Zinc-alpha-2-glycoprotein is a protein that in humans is encoded by the AZGP1 gene. AZGP1, also referred to as zinc-alpha-2-glycoprotein (ZAG), is a glycoprotein with a molecular weight of 38-40 kDa. In 1961, AZGP1 was initially isolated from normal human plasma and named as ZAG due to its distinctive electrophoretic mobility within the alpha-2 region and its ability to bind to zinc. Subsequent analysis further identified its specific location on a particular chromosome on chromosome 7q22.1 by fluorescence in situ hybridization. AZGP1 is widely expressed in various tissues and body fluids, including the breast, stomach, liver, prostate, plasma, urine, and saliva.

This gene expresses a soluble protein that stimulates lipolysis, induces a reduction in body fat in mice, is associated with the cachexia related to cancer, and is known to be expressed in secretory cells of lung epithelium. In 2009, it was found that smoking increases expression of this gene, which is why smoking cessation leads to weight gain. Decreased circulating AZGP1 levels are associated with diabetes 2.

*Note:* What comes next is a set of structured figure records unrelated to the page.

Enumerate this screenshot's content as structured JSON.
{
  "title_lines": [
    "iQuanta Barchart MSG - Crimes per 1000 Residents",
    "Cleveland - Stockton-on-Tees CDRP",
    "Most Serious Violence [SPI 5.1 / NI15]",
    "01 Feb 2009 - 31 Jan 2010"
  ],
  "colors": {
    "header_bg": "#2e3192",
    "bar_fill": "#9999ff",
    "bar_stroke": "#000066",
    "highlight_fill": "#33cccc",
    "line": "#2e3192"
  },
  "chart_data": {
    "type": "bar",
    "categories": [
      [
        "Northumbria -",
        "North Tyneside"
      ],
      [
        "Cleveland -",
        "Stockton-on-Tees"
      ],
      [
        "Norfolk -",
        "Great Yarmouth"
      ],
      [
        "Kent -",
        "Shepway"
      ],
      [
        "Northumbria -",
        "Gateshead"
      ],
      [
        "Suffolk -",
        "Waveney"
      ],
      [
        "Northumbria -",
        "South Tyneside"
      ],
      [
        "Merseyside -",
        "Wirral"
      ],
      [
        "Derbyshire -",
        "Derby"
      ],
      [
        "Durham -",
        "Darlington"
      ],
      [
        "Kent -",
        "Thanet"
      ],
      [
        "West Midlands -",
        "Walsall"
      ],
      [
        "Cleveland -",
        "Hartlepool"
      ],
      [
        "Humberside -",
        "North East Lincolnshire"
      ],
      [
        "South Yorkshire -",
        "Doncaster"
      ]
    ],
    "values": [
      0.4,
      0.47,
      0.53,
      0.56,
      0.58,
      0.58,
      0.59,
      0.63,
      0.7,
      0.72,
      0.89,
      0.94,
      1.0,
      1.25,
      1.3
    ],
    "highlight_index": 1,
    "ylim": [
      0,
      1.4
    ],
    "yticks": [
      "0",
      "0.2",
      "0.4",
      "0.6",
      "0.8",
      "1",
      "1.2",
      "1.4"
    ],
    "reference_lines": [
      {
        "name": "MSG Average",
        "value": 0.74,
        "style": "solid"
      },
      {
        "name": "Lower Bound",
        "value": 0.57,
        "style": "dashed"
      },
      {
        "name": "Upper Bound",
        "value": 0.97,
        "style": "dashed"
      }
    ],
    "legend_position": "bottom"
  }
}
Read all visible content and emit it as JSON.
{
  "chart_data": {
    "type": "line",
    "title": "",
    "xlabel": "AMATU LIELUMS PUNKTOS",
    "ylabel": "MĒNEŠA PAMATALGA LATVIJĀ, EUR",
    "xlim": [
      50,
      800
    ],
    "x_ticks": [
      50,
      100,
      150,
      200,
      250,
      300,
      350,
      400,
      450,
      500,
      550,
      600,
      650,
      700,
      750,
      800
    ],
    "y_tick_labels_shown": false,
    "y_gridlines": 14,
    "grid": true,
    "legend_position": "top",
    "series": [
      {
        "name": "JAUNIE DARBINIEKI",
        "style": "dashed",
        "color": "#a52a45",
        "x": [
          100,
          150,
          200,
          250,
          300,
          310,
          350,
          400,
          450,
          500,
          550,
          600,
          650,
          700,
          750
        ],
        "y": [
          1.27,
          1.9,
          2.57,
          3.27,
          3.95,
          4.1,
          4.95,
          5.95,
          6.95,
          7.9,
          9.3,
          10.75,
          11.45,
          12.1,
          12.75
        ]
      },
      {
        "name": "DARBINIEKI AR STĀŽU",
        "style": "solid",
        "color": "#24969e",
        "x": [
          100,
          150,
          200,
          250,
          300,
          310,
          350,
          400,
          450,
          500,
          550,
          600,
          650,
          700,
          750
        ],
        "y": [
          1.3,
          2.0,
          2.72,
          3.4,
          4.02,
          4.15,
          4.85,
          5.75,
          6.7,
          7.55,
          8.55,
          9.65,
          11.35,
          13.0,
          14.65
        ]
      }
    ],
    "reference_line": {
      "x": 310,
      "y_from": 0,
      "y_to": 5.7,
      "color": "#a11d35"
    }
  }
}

AZGP1 has been identified as a biomarker in cancer patients, with its role varying depending on the specific type of cancer. Low expression of AZGP1 is correlated with unfavorable outcomes in gastric cancer, esophageal squamous cell carcinoma, liver cancer, bladder cancer, and prostate cancer. For example, AZGP1 is a potential biomarker for predicting surgical failure and negatively regulates angiogenesis in prostate cancer. Elevated levels of AZGP1 have been significantly associated with poor overall survival and disease-free survival in colon cancer.